Progressives today say people should come before profits. Now in a privilege-ridden corporate state, that’s a worthy goal, though Progressives have no clue how to achieve it. How nice it would be if they were equally committed to putting people before bureaucracy. Here they fall down rather badly because their signature ideas would subordinate regular people to the dictates of the power structure.
Take MSNBC’s Rachel Maddow. Maddow is intelligent, serious, and well-meaning – which makes her vision all the more unsettling: It has ominous implications not only for individual liberty, but also for its concomitant: authentic spontaneous social cooperation.
In disparaging profit as impotent to produce big things for the general good (with no evidence proffered), she moves bureaucracy — by nature self-serving, inflexible, conservative – center stage. She shows her unfamiliarity with how competition and entrepreneurship would function in a freed market (as opposed to the corporatist economy she conflates it with). Entrepreneurial profit, as both a motive and a reward, helps human beings cope with pervasive ignorance about how best to use scarce resources in addressing our endless wants. Rhapsodizing about the wisdom and efficiency of bureaucracy shows an obliviousness to the most basic social problem: How can a multitude of people with different values, preferences, and tastes, as well as diverse and incomplete information about the world around them, coordinate their activities for maximum mutual benefit?
Two basic approaches to the problem are available: 1) Let individuals, guided by the price system, strive for what they want by cooperating freely (no privileges, no restraints on peaceful action) under rules that respect all persons as equals, or 2) let bureaucracy – that is, the coercive State — decide for them, perhaps periodically administering the opium of democracy to lessen the pain of their essential powerlessness. Big things must crowd out small things. The latter approach assumes (or pretends) that politicians and bureaucrats possess the knowledge and commitment to the public weal to make the optimal tradeoffs. The freed market would provide a check on waste while respecting free choice. Bureaucracy does neither.

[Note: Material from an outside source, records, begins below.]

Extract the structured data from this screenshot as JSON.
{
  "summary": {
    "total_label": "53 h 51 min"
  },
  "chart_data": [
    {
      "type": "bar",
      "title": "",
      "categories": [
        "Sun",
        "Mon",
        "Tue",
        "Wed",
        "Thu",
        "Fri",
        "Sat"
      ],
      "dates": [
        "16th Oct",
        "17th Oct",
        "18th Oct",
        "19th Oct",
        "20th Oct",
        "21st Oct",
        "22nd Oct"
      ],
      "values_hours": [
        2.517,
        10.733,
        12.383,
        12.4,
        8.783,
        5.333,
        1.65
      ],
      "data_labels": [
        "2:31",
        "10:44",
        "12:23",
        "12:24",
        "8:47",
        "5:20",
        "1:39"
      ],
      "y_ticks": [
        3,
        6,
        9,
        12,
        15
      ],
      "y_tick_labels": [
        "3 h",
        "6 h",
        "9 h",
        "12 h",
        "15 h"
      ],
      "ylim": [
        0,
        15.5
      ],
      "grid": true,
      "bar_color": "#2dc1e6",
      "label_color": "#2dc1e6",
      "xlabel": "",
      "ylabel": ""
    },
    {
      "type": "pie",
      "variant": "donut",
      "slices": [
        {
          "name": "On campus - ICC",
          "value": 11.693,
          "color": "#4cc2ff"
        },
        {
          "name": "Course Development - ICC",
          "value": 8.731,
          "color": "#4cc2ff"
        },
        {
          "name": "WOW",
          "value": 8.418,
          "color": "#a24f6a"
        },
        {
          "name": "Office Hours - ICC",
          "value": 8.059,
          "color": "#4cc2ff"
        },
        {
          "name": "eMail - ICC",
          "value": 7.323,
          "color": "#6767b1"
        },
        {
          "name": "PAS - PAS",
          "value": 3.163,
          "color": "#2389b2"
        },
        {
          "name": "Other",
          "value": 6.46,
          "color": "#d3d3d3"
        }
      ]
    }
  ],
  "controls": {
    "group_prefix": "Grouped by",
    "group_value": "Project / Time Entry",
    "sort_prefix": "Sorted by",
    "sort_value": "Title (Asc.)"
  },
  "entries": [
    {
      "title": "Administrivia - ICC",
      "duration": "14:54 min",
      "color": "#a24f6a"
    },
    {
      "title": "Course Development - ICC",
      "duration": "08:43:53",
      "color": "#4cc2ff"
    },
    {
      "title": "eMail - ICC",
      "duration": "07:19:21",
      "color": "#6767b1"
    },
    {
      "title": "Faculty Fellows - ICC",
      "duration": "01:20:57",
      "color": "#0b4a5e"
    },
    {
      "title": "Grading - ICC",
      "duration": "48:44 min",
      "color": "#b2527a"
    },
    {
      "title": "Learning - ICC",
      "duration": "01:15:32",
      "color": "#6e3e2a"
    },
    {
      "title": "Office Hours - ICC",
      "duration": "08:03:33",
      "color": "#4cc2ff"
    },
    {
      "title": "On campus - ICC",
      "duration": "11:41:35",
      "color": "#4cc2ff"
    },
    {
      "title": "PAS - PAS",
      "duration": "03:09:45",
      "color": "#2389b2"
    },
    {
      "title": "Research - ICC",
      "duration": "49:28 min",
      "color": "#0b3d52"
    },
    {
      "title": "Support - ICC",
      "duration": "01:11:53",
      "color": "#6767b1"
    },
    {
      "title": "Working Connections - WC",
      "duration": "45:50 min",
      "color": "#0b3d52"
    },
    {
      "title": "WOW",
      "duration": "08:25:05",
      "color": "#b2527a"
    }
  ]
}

Bureaucratic dominance does not merely lower material living standards or reduce profit opportunities. It crushes lives and dreams. Government’s grand projects – the interstate highway system and urban renewal, for instance – steal homes, shops, and communities through eminent domain and other interventions, while well-connected corporate interests reap benefits. They also harm people by damaging the environment and fostering big “private” firms over those of human-scale.